Air Power, Insurgency and the "War on Terror"
- Front cover
- Author: Joel Hayward
- Language: English
- Subject: warfare, strategy; military history, airpower
- Publisher: Royal Air Force Centre for Air Power Studies
- Publication date: 2009
- Publication place: United Kingdom
- Media type: Softcover
- Pages: 315
- ISBN: 978-0-9552189-6-5

= Air Power, Insurgency and the "War on Terror" =

2009 non-fiction book by Joel Hayward

Air Power, Insurgency and the "War on Terror" is a 2009 non-fiction book on airpower (military aviation) edited by British-New Zealand scholar Joel Hayward.

==Summary==
Hayward has assembled a team of authoritative analysts on the use of airpower during the so-called War on terror, meaning the counterinsurgencies in Afghanistan and Iraq in the 2000s.
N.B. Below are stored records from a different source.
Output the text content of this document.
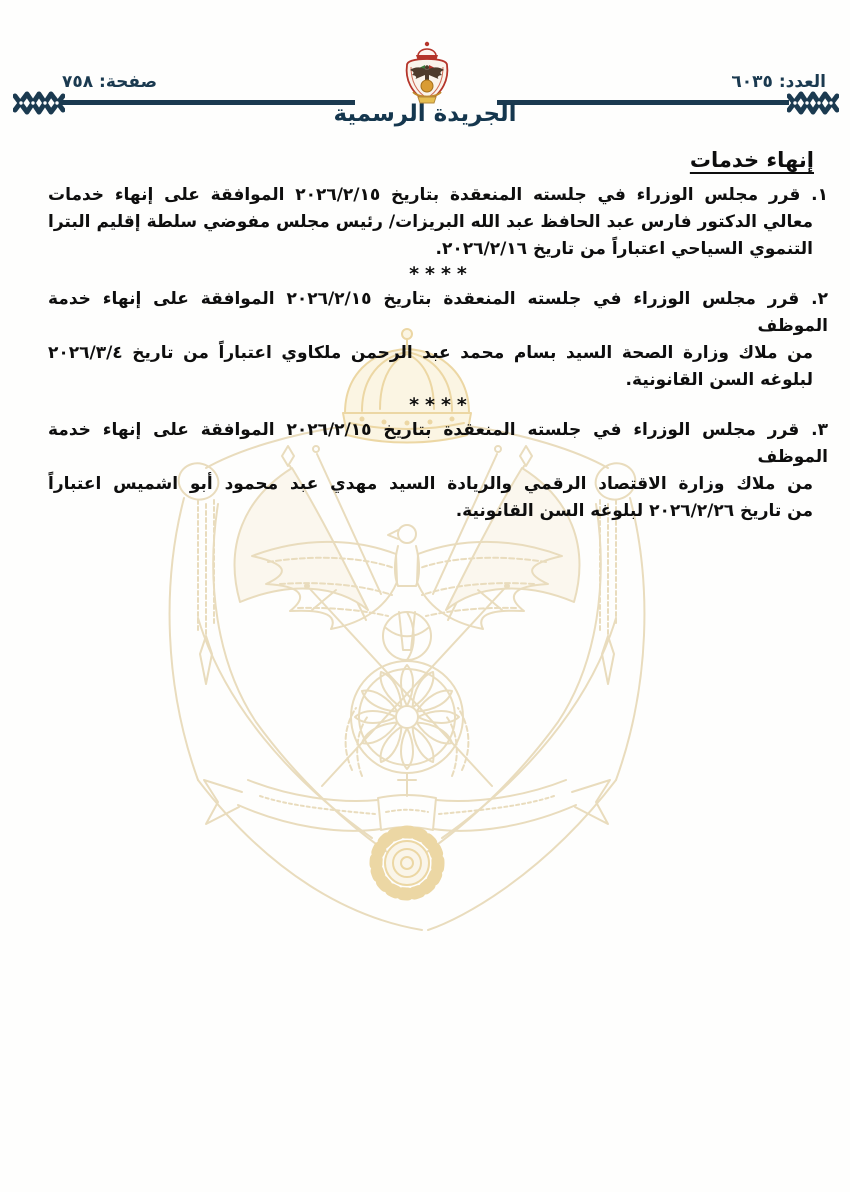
العدد: ٦٠٣٥
صفحة: ٧٥٨
الجريدة الرسمية
إنهاء خدمات
١. قرر مجلس الوزراء في جلسته المنعقدة بتاريخ ٢٠٢٦/٢/١٥ الموافقة على إنهاء خدمات
معالي الدكتور فارس عبد الحافظ عبد الله البريزات/ رئيس مجلس مفوضي سلطة إقليم البترا
التنموي السياحي اعتباراً من تاريخ ٢٠٢٦/٢/١٦.
****
٢. قرر مجلس الوزراء في جلسته المنعقدة بتاريخ ٢٠٢٦/٢/١٥ الموافقة على إنهاء خدمة الموظف
من ملاك وزارة الصحة السيد بسام محمد عبد الرحمن ملكاوي اعتباراً من تاريخ ٢٠٢٦/٣/٤
لبلوغه السن القانونية.
****
٣. قرر مجلس الوزراء في جلسته المنعقدة بتاريخ ٢٠٢٦/٢/١٥ الموافقة على إنهاء خدمة الموظف
من ملاك وزارة الاقتصاد الرقمي والريادة السيد مهدي عبد محمود أبو اشميس اعتباراً
من تاريخ ٢٠٢٦/٢/٢٦ لبلوغه السن القانونية.
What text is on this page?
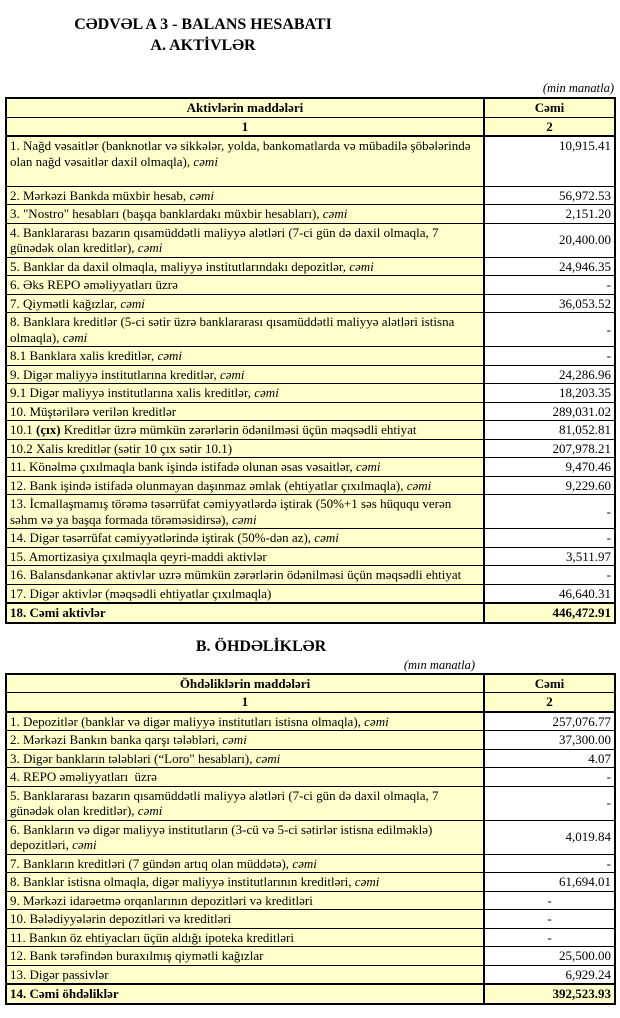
CƏDVƏL A 3 - BALANS HESABATI
A. AKTİVLƏR
(min manatla)
Aktivlərin maddələri	Cəmi
1	2
1. Nağd vəsaitlər (banknotlar və sikkələr, yolda, bankomatlarda və mübadilə şöbələrində olan nağd vəsaitlər daxil olmaqla), cəmi	10,915.41
2. Mərkəzi Bankda müxbir hesab, cəmi	56,972.53
3. "Nostro" hesabları (başqa banklardakı müxbir hesabları), cəmi	2,151.20
4. Banklararası bazarın qısamüddətli maliyyə alətləri (7-ci gün də daxil olmaqla, 7 günədək olan kreditlər), cəmi	20,400.00
5. Banklar da daxil olmaqla, maliyyə institutlarındakı depozitlər, cəmi	24,946.35
6. Əks REPO əməliyyatları üzrə	-
7. Qiymətli kağızlar, cəmi	36,053.52
8. Banklara kreditlər (5-ci sətir üzrə banklararası qısamüddətli maliyyə alətləri istisna olmaqla), cəmi	-
8.1 Banklara xalis kreditlər, cəmi	-
9. Digər maliyyə institutlarına kreditlər, cəmi	24,286.96
9.1 Digər maliyyə institutlarına xalis kreditlər, cəmi	18,203.35
10. Müştərilərə verilən kreditlər	289,031.02
10.1 (çıx) Kreditlər üzrə mümkün zərərlərin ödənilməsi üçün məqsədli ehtiyat	81,052.81
10.2 Xalis kreditlər (sətir 10 çıx sətir 10.1)	207,978.21
11. Könəlmə çıxılmaqla bank işində istifadə olunan əsas vəsaitlər, cəmi	9,470.46
12. Bank işində istifadə olunmayan daşınmaz əmlak (ehtiyatlar çıxılmaqla), cəmi	9,229.60
13. İcmallaşmamış törəmə təsərrüfat cəmiyyətlərdə iştirak (50%+1 səs hüququ verən səhm və ya başqa formada törəməsidirsə), cəmi	-
14. Digər təsərrüfat cəmiyyətlərində iştirak (50%-dən az), cəmi	-
15. Amortizasiya çıxılmaqla qeyri-maddi aktivlər	3,511.97
16. Balansdankənar aktivlər uzrə mümkün zərərlərin ödənilməsi üçün məqsədli ehtiyat	-
17. Digər aktivlər (məqsədli ehtiyatlar çıxılmaqla)	46,640.31
18. Cəmi aktivlər	446,472.91
B. ÖHDƏLİKLƏR
(mın manatla)
Öhdəliklərin maddələri	Cəmi
1	2
1. Depozitlər (banklar və digər maliyyə institutları istisna olmaqla), cəmi	257,076.77
2. Mərkəzi Bankın banka qarşı tələbləri, cəmi	37,300.00
3. Digər bankların tələbləri (“Loro" hesabları), cəmi	4.07
4. REPO əməliyyatları  üzrə	-
5. Banklararası bazarın qısamüddətli maliyyə alətləri (7-ci gün də daxil olmaqla, 7 günədək olan kreditlər), cəmi	-
6. Bankların və digər maliyyə institutların (3-cü və 5-ci sətirlər istisna edilməklə) depozitləri, cəmi	4,019.84
7. Bankların kreditləri (7 gündən artıq olan müddətə), cəmi	-
8. Banklar istisna olmaqla, digər maliyyə institutlarının kreditləri, cəmi	61,694.01
9. Mərkəzi idarəetmə orqanlarının depozitləri və kreditləri	-
10. Bələdiyyələrin depozitləri və kreditləri	-
11. Bankın öz ehtiyacları üçün aldığı ipoteka kreditləri	-
12. Bank tərəfindən buraxılmış qiymətli kağızlar	25,500.00
13. Digər passivlər	6,929.24
14. Cəmi öhdəliklər	392,523.93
The book goes further by analyzing the development of the ideas and practices of using air power in counterinsurgency and other asymmetrical roles.

==Reviews==
A review by Michael Robert Terry in The Journal of Military History stated: "Joel Hayward's edited work, Air Power, Insurgency and the "War on Terror", successfully presents the foundations of air power's historical, contemporary, and moral relationships to irregular warfare. ... [It] provides thought provoking reading, while the collection of papers provides much needed critical thinking about the relationship of air power to meet the challenges of conducting counter-insurgent operations within the context of irregular warfare and terrorism."